I saw the auroras for the first time in my 19 year old life tonight. Sadly, I live in the city, so there are lights everywhere. Therefore, it was only a faint green-gray glow in the sky (too dim to take a photo with my phone), and I can't see anything right now (23:28 local time). I live in Trondheim (63.4 degrees north).
I feel your pain, C3PO. It has not been a cloud on the sky the last five days, but now, three days before the eclipse, the forecast predicts clouds with rain on Friday, so I will probably be disappointed. The Moon will cover 93.9 % of the Sun, and the next time the Moon will cover that much during an eclipse is in September 2126 ...
---------- Post added 18th Mar 2015 at 01:47 ---------- Previous post was 17th Mar 2015 at 23:31 ----------
OK, I take that back.
I went out into a nearby forest to try to catch the auroras.
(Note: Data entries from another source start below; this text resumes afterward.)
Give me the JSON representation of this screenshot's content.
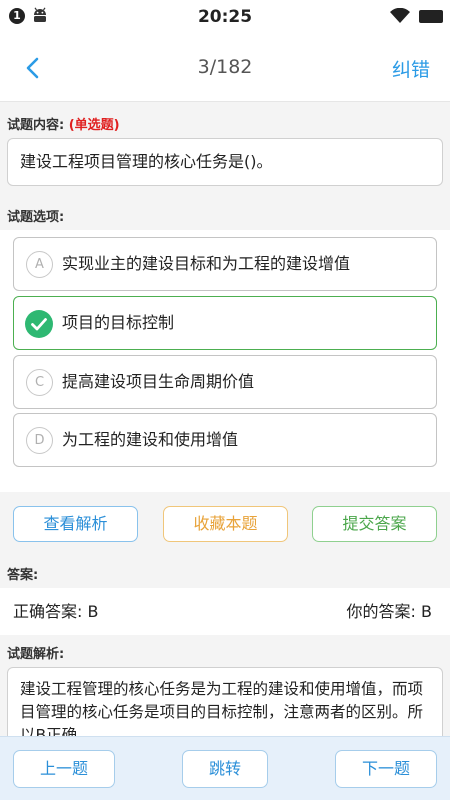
{
  "status_bar": {
    "badge": "1",
    "time": "20:25",
    "icons": [
      "notification-badge-icon",
      "android-icon",
      "wifi-icon",
      "battery-icon"
    ]
  },
  "nav": {
    "back_icon": "chevron-left-icon",
    "progress": "3/182",
    "correct_label": "纠错"
  },
  "question": {
    "label": "试题内容:",
    "type": "(单选题)",
    "text": "建设工程项目管理的核心任务是()。"
  },
  "options_label": "试题选项:",
  "options": [
    {
      "letter": "A",
      "text": "实现业主的建设目标和为工程的建设增值",
      "selected": false
    },
    {
      "letter": "B",
      "text": "项目的目标控制",
      "selected": true
    },
    {
      "letter": "C",
      "text": "提高建设项目生命周期价值",
      "selected": false
    },
    {
      "letter": "D",
      "text": "为工程的建设和使用增值",
      "selected": false
    }
  ],
  "actions": {
    "view_analysis": "查看解析",
    "favorite": "收藏本题",
    "submit": "提交答案"
  },
  "answer": {
    "label": "答案:",
    "correct": "正确答案: B",
    "yours": "你的答案: B"
  },
  "analysis": {
    "label": "试题解析:",
    "text": "建设工程管理的核心任务是为工程的建设和使用增值，而项目管理的核心任务是项目的目标控制，注意两者的区别。所以B正确。"
  },
  "bottom_nav": {
    "prev": "上一题",
    "jump": "跳转",
    "next": "下一题"
  },
  "colors": {
    "accent_blue": "#2b9be6",
    "selected_green": "#2eb872",
    "warning_orange": "#e8a33a",
    "error_red": "#e02020"
  }
}
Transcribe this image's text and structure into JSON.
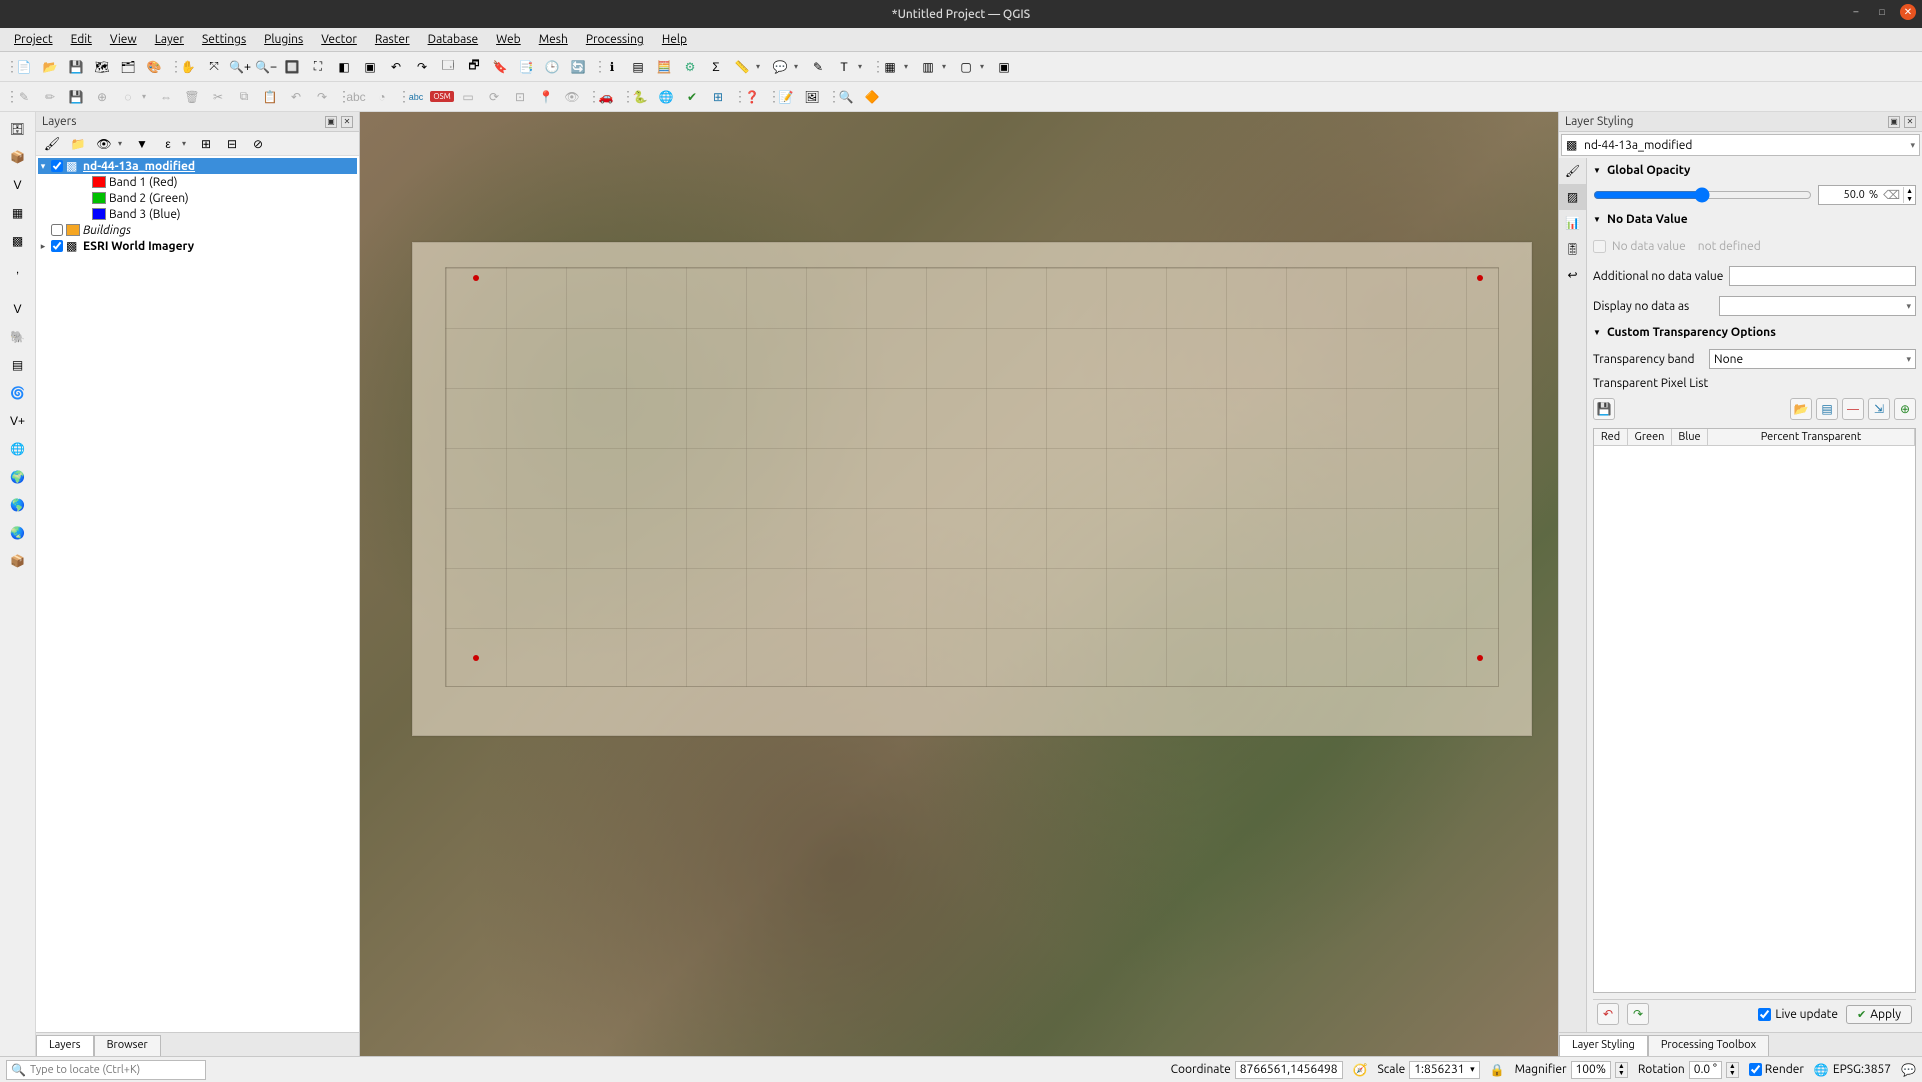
{
  "window": {
    "title": "*Untitled Project — QGIS"
  },
  "menu": [
    "Project",
    "Edit",
    "View",
    "Layer",
    "Settings",
    "Plugins",
    "Vector",
    "Raster",
    "Database",
    "Web",
    "Mesh",
    "Processing",
    "Help"
  ],
  "panels": {
    "layers_title": "Layers",
    "styling_title": "Layer Styling"
  },
  "layers": {
    "items": [
      {
        "name": "nd-44-13a_modified",
        "checked": true,
        "selected": true,
        "type": "raster",
        "children": [
          {
            "name": "Band 1 (Red)",
            "color": "#ff0000"
          },
          {
            "name": "Band 2 (Green)",
            "color": "#00c000"
          },
          {
            "name": "Band 3 (Blue)",
            "color": "#0000ff"
          }
        ]
      },
      {
        "name": "Buildings",
        "checked": false,
        "type": "vector",
        "color": "#f5a623",
        "italic": true
      },
      {
        "name": "ESRI World Imagery",
        "checked": true,
        "type": "raster"
      }
    ],
    "tabs": {
      "layers": "Layers",
      "browser": "Browser"
    }
  },
  "styling": {
    "layer": "nd-44-13a_modified",
    "sections": {
      "opacity": {
        "title": "Global Opacity",
        "value": "50.0",
        "unit": "%"
      },
      "nodata": {
        "title": "No Data Value",
        "checkbox_label": "No data value",
        "checkbox_info": "not defined",
        "additional_label": "Additional no data value",
        "display_label": "Display no data as"
      },
      "custom": {
        "title": "Custom Transparency Options",
        "band_label": "Transparency band",
        "band_value": "None",
        "pixel_label": "Transparent Pixel List",
        "cols": {
          "red": "Red",
          "green": "Green",
          "blue": "Blue",
          "pct": "Percent Transparent"
        }
      }
    },
    "live_update_label": "Live update",
    "apply_label": "Apply",
    "bottom_tabs": {
      "styling": "Layer Styling",
      "toolbox": "Processing Toolbox"
    }
  },
  "status": {
    "search_placeholder": "Type to locate (Ctrl+K)",
    "coordinate_label": "Coordinate",
    "coordinate": "8766561,1456498",
    "scale_label": "Scale",
    "scale": "1:856231",
    "magnifier_label": "Magnifier",
    "magnifier": "100%",
    "rotation_label": "Rotation",
    "rotation": "0.0 °",
    "render_label": "Render",
    "crs": "EPSG:3857"
  }
}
I was outside for about an hour (from 23:45 to 01:00 local time). The conditions are not perfect, as there is some light pollution. I lived outside a normal sized city before (10 km from a city with population of 40 000), and could then see something like 5 times as many stars as now. To illustrate it, I could
just see the star Megrez in Ursa Major (I believe it's called "The Big Dipper" in English?), which has a magnitude of +3.3. It was close to zero clouds.
This was as mentioned earlier the first time I have seen the auroras, so I have little reference when it comes to judging the activity, but it blew out into full brightness three or four times in the hour I was outside, and the brightness was then something like Jupiter.
I attempted to take pictures of the aurora with my phone, but it was of course hard to get.
Here are my best shots:
South. The bright dot is Jupiter.
West. The city lights of Trondheim are shown.
North. A power line in the foreground.
North/up.
All photos are at ISO 2900, 1/9 second shutter speed, f/2.4. I used manual exposure +2. Captured with an LG G3 (2014) running CyanogenMod 12 Nightly using the Google Camera app.
A webpage I read recommended a shutter speed of at least 30 seconds when imaging auroras with a DSLR. My photos are of course not good, but considering the conditions, it seems like it was as good as it could get.